Ebola hemorrhagic fever, caused by the Ebola virus (EBOV) is a severe and often fatal disease. The first known outbreak occurred in Zaire (now the Democratic Republic of Congo) in 1976. Since then, single cases and large epidemics have recurred in equatorial Africa. Apart from Zaire, Sudan, Gabon, Ivory Coast, Uganda, Kenya, Angola and the Republic of the Congo have all been affected [1]. Until now, more than 1850 cases and about 1300 deaths have been reported [2]; the latest are from an outbreak in Uganda. Marburg virus, a close relative of EBOV [3], also causes severe outbreaks of hemorrhagic fever in Africa [4]. There are four known subtypes of EBOV named after the place of their first appearance: Zaire, Sudan, Ivory Coast, and Reston in Virginia, USA. The former three cause severe forms of the disease in humans. Subtype Reston is believed not to be dangerous in humans, but it can be fatal in non-human primates [5–7] and pigs [8]. A new strain of EBOV with the proposed name Bundibugyo EBOV was discovered in a Ugandan epidemic in November 2007 [9]. The subtypes have different mortality rates (about 90% for Zaire and 50% for Sudan) and may also have different incubation periods [10,11].
The natural reservoir of the virus remains unknown [12,13]; bats and fruit bats are suspected to be hosts [14,15], and monkeys could be a vector in transmission to humans [16–18]. The two most important routes for person-to-person transmission seem to be direct physical contact and contact with body fluids.

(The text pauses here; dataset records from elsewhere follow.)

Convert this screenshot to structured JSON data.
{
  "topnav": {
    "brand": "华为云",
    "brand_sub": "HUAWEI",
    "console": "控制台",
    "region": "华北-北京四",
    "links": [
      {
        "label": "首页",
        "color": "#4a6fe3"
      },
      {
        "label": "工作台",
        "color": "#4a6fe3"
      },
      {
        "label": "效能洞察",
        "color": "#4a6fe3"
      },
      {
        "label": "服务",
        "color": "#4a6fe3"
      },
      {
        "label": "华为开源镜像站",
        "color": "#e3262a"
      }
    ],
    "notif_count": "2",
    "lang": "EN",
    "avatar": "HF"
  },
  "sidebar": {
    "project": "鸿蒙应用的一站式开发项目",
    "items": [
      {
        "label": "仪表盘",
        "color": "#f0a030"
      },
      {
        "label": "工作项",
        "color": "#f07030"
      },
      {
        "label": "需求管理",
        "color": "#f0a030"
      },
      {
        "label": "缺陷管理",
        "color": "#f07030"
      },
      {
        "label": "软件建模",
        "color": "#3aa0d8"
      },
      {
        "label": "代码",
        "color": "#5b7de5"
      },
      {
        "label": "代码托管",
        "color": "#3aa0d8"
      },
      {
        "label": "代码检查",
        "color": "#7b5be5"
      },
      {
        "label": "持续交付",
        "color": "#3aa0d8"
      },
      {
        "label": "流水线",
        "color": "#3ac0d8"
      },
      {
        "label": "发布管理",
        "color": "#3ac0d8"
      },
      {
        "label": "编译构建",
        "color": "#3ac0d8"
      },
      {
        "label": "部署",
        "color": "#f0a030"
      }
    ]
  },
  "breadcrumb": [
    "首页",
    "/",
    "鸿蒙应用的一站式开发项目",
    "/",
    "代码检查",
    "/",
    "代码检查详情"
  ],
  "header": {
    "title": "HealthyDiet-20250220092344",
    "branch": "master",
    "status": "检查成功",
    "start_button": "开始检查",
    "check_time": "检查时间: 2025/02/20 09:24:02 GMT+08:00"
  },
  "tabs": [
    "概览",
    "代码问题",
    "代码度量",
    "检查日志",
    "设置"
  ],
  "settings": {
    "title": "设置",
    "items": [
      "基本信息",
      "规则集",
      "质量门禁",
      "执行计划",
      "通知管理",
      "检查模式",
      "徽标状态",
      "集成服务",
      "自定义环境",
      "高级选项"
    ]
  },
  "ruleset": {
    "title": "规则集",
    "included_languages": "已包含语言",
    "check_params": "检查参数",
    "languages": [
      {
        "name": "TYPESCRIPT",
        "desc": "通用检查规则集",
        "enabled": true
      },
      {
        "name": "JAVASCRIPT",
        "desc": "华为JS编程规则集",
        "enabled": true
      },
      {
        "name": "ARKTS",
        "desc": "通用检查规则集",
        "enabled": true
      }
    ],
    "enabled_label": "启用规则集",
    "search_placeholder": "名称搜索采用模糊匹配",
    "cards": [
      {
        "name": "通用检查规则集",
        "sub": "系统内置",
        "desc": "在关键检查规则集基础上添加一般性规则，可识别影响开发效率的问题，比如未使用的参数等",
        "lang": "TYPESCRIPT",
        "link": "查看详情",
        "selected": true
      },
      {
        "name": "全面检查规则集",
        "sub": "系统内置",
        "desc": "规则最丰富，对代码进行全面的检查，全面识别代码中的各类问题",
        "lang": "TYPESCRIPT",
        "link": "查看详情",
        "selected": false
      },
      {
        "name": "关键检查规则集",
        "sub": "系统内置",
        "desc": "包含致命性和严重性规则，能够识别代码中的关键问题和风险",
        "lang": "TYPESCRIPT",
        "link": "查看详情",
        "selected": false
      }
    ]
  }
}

It is very likely that droplets or aerosols play little or no role [6,19,20]. When no symptoms are visible, EBOV-infected persons do not seem to be contagious [21,22]. The incubation period is generally assumed to range from 2 to 21 days [10,23–25]; for EBOV most calculations put it at 6 to 10 days [23,26,27]. Knowledge of the incubation period will aid research on EBOV transmission and is fundamental in determining for how long people should be monitored after having had contact with cases. This knowledge is also essential when investigating the animal source that might have triggered an epidemic. In this paper, we investigate the incubation period of EBOV using data collected during an outbreak in Kikwit, Democratic Republic of the Congo, in 1995 [22]. This data set is especially useful because it contains precise information on the contact behavior of 173 persons. We apply an estimation method that was used to study smallpox [28], but has never been used for Ebola hemorrhagic fever.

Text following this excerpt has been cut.